Strike Two
Posted on Thursday, January 14, 2010 at 11:30 pmCategory: Plumbing & Other Nonsense, Useful & Sensible Stuff
This is the story of an idiotic act.
It contains a full and frank confession by the idiot concerned, some mildly technical stuff and a very rude word.
But the rude word is used in context.
So that’s all right.
The idiot is me, of course, and I am an idiot because despite years of education, experience and the receipt of some very high quality wisdom, I still managed to nearly kill myself earlier today.
The method of potential demise was electricity. Again. Alert readers may recall that I had a go a few months ago I drilled through a live cable and fried the electrics. I was saved on that occasion by a high-quality German made drill that was properly earthed.
This time was much better. This time I was just plain lucky.
We’re in the process of modifying a barn just next to one of the gites to provide for improved outdoor seating and dining. Basically, we’re removing the end wall (which is not load bearing) and opening up the interior. Then we’ll lay a concrete floor and tile it, re-point the stone walls and add some home comforts.
On one wall there was an old socket for the three-phase power system that the farm (of which this barn was a part before we bought it) used to use to power grain pumps and the like. I decided to remove it.
Now, my father was an electrical engineer. In fact, he was rarer than that: he was a power engineer, concerning himself with designing the switch gear that took electricity from the generating sets of power stations and taming it for transmission to the grid.
He gave me a few useful bits of advice for Life, and amongst them was this pearl of wisdom:
“Never, ever, trust the switch.”
Now, I’m going to have to get just a little technical here. By this, he meant that it was foolish to rely upon the switch controlling a piece of equipment – a light fitting, say – to make it safe.
Switches should normally be placed in the live side of circuit, so that when they are thrown they isolate to bit of kit they control from the mains.
But the thing is, in most cases it matters not one jot if the switch actually breaks the circuit on the neutral side: the device will still turn on and off. But in the latter case, the supply running to the light fitting or whatever will still be live. The lamp will be off, but stick your finger in the socket and you’ll still fry your eyeballs.
The only safe thing to do is to go to the fuse box and shut off the supply.
And I knew this. I’d removed an old light fitting the previous day that I was sure had been isolated when the wiring in the gite had been re-done, but I still went through the motions.
Today though, I didn’t bother flipping the mains fuse because I “knew” that the three-phase supply had all been ripped out, so I just whipped off the cover and began to unscrew the live terminal in the socket.
Which, as it happens, actually was live.
And boy did that smart.
I was using a Leatherman tool (made from the finest and superbly conductive stainless steel), so I got solidly shocked.
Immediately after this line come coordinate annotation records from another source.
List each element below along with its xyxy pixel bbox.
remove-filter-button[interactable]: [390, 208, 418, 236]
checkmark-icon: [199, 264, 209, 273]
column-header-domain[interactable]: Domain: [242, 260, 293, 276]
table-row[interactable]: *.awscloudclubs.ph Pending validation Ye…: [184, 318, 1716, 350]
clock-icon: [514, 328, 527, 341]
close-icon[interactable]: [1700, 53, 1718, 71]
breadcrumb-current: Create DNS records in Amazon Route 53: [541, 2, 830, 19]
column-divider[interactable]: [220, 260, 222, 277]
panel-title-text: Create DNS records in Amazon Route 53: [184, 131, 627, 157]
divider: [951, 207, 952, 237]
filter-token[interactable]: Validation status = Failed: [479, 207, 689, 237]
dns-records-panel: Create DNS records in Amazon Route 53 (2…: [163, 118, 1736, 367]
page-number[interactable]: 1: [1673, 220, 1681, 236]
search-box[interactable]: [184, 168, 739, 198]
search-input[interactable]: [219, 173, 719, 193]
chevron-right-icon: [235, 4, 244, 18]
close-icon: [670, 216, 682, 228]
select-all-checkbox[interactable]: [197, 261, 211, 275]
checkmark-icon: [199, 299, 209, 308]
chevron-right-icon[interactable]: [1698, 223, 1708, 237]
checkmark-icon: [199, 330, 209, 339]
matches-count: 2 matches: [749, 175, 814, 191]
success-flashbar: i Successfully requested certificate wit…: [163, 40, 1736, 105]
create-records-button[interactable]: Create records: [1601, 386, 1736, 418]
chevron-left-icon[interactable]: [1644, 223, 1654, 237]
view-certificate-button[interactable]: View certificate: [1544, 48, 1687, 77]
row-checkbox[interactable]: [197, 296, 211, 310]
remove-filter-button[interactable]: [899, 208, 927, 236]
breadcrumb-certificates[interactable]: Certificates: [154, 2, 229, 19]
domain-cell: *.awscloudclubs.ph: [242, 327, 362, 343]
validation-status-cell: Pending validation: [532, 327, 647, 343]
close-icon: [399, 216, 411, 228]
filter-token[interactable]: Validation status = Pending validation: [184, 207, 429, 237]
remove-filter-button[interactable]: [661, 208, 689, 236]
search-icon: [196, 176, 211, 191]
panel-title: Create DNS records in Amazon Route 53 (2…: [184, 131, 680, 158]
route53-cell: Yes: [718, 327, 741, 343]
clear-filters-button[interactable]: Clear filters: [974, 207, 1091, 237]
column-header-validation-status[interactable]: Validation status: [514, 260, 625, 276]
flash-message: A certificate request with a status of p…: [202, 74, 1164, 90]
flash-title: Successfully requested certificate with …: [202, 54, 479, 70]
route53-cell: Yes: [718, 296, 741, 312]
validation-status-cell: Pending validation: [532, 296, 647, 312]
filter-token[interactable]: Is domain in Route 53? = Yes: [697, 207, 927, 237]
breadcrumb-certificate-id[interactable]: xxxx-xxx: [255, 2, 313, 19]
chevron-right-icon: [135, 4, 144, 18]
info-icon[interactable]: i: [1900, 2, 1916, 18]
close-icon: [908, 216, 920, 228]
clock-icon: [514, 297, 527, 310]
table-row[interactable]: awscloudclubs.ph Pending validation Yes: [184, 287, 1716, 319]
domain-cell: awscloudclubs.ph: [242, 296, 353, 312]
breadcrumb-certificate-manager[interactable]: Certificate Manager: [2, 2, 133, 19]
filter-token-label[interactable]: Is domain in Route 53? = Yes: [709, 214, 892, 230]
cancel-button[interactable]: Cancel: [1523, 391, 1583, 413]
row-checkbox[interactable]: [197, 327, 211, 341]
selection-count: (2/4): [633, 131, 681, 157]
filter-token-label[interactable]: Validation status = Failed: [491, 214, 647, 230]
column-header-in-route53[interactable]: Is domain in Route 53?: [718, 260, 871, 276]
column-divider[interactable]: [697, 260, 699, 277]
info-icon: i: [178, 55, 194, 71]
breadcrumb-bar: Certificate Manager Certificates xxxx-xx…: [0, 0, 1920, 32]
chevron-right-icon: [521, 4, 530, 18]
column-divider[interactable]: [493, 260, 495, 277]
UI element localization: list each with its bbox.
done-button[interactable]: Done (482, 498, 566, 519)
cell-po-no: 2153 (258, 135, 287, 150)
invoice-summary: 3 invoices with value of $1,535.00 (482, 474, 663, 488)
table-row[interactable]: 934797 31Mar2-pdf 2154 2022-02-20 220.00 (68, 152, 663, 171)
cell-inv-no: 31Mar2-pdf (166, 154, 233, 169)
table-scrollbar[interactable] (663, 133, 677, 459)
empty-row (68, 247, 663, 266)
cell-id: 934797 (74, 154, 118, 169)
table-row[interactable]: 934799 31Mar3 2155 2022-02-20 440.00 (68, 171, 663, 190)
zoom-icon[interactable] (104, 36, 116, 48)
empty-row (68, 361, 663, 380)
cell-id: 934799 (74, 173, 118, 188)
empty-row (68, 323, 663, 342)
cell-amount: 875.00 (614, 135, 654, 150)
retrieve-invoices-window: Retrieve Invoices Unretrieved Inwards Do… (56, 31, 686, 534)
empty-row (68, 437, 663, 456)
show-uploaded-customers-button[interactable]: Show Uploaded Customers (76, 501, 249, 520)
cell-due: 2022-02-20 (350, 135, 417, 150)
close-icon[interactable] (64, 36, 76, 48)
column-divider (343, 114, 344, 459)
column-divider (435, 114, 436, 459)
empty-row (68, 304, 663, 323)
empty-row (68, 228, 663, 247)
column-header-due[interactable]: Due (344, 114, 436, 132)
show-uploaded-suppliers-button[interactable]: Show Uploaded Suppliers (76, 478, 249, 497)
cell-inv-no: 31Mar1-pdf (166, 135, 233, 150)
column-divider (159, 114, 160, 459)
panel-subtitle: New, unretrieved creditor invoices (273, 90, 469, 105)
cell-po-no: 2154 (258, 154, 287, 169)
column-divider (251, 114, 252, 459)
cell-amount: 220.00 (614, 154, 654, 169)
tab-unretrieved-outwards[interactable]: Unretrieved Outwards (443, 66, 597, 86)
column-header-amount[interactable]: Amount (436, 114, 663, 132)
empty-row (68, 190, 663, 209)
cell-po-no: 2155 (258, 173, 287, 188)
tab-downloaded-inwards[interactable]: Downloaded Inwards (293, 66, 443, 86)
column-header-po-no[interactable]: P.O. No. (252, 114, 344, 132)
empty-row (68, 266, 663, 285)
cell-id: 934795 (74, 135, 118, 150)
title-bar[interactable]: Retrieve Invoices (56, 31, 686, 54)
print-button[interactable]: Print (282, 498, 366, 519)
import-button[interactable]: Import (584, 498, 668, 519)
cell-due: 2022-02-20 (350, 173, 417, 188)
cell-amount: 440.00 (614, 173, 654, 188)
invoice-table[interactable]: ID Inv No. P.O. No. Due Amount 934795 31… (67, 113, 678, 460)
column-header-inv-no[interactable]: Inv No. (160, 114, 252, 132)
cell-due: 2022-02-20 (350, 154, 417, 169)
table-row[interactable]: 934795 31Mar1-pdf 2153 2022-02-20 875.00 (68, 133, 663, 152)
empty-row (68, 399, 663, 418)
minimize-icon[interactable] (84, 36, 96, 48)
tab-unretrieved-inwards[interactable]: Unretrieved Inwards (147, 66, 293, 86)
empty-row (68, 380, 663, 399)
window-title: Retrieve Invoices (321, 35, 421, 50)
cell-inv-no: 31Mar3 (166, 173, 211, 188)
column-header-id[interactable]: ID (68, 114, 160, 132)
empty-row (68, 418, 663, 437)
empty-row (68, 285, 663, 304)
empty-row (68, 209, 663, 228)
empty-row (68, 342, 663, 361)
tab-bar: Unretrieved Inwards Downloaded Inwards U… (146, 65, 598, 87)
I was lucky that the position of my arm was such that the contraction of the muscles in my upper arm pulled my hand away, but it took a few seconds for my fingers to unclench.
I was standing on a bone-dry earthen floor in rubber soles, which I think probably saved me from serious harm; the RCD (residual current device – a clever little switch that monitors the current balance between the live and neutral parts of a circuit and breaks the circuit if something untoward happens; for example, a sudden leak to earth through some witless crud who decided to stick a piece of metal into the wiring) should have tripped had I been better earthed. Then again, perhaps it wouldn’t have.
Either way, a slight odour of ozone and a ringing in the ears that took a couple of hours to clear were the only lasting effects.
When I traced the cabling back I found that that particular spur had been joined to the monophase supply of the house, so that when the three phase meter was removed it stayed live.
On the plus side it turns out that we have an electricity supply to the barn that we would have to have installed other wise, so that’s quite good.
Now I’m going to pass on a second bit of wisdom which would have been so useful today had I remembered it.
I came across this at the oil refinery on which I worked many years ago. During my tenure there, of the several disasters we had, the most impressive in terms of sheer mess was the splitting – after years of neglect – of a tank containing 20,000 tonnes (call it 5 million gallons) of heavy fueloil, the stuff used to power big ships and power station boilers.
The accident could have been mitigated to an extent if someone had taken the time to go and see what was going on when the level indicator in the tank started dropping unexpectedly. But there was a delay because it was thought that it was an instrument fault rather than a real reading.
After that day, in the control room on the instrument panel used by the refinery staff to control tank operations there was a yellow post-it note on which was written:
Assumption is the Mother of all Fuck-ups




January 15th, 2010 03:13
The classic definition: “Assume ” makes an ass out of you and me.
Happy that you are OK. The effects of the shock will probably fade long before the effects of the tongue lashing you received from your good wife (after the initial panic followed by relief had passed).
January 15th, 2010 16:01
Blimey, Jon – thank god you’re safe! I have noted all these essential tips, particularly the Positioning of the arm “such that the contraction of the muscles…”, which I’m experimentiong with.
Mind you, I’ve been very wary of things electrical since watching ‘The Green Mile’, where that poor condemned man’s head exploded in The Chair…
January 15th, 2010 16:18
Crikey, you certainly were lucky. Glad you are OK. TOH is forever tinkering with wires and switches and only under duress will he turn off the mains beforehand.
It’s a bit like playing Russian roulette, isn’t it?
Don’t do that again, please.
January 16th, 2010 07:32
Hi Jon. I think the best tool for all household renovation projects is the telephone. But all power to your elbow if you do it yourself….!
January 16th, 2010 19:01
Crikey-heck you were lucky! Glad your ok, but thanks for posting this though – I now know never to do my own wiring ever ever ever!
January 18th, 2010 00:41
Glad you are safe! I recall standing and watching Evan on more than one occasion when he’d tripped the power/damaged things – even tested the friendship of Mike Matthewman when he got him the bolt! I’m sure Julia told you off properly – we can all just hug you to thank the Lord you’re safe! xx
January 19th, 2010 03:38
Crikey I think I would’ve had a heart attack if that had happened to me – I can’t even bear to touch the electric fence. Very glad that you’re still with us and survived!
January 19th, 2010 10:07
Thank you all; I won’t be doing it again. It did rather serve as a useful reminder and I have taken the lesson onboard, as they say.